My mother was a gorgeous woman with an arresting mien, more stunning than beautiful. Hard to look away from. Individually her features were gravely imperfect. But she was a looker. For the past ten years she has had little knowledge of how she looks or how badly she has aged, or how her face has collapsed in on itself. Alzheimer’s has taken over her mind and stolen her beauty. For the first couple of years she fought back: she wore lipstick and mascara, dressed elegantly, carried herself like a queen. But all that is gone. Now her hair is fixed against her desire. Her nails are painted shocking colors by a group of young volunteers who come to her in assisted living. She is dressed by aides. She is not familiar. She is not at all familiar. On the other side, my aunt, my mother’s sister, jokes that her own worsening macular degeneration has an upside: she can no longer see how old she looks: the wrinkles blurred, the age spots not visible in her blindness. For that tiny thing she remains grateful even of her loss of vision has rendered her far more helpless. But she can still see her own decline as it is mirrored in her sister’s face.

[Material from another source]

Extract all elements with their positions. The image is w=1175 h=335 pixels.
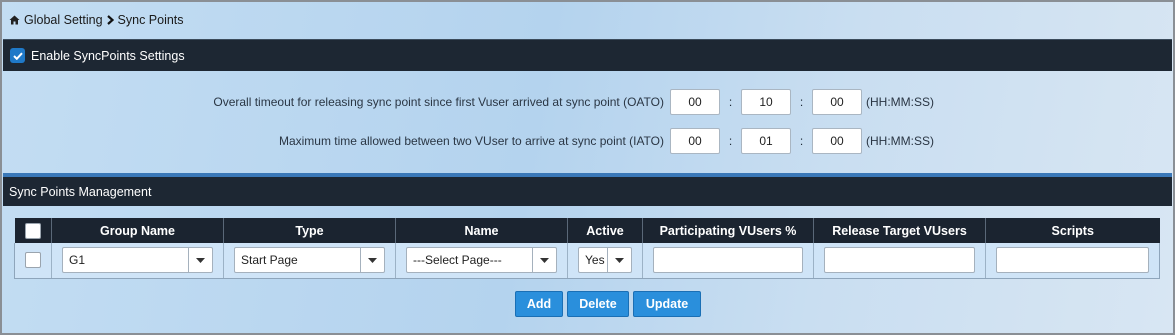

I neither wish to lose my mind nor my sight. So I supposed that if I am lucky enough to keep both then I will have to continue to confront my face. And sometimes feel bad about it.

Aging is a bitch. There isn’t a woman I know who doesn’t suffer from some vanity, no matter how ignoble we think it is. We may not color our hair but we fix our nails and our face; we may not wear makeup but we color our hair. We may not care much about shopping or clothes but we plunk down good money for skin care. And all of us have that moment when we pass by a mirror or a window and see ourselves and we are not familiar. Not familiar at all.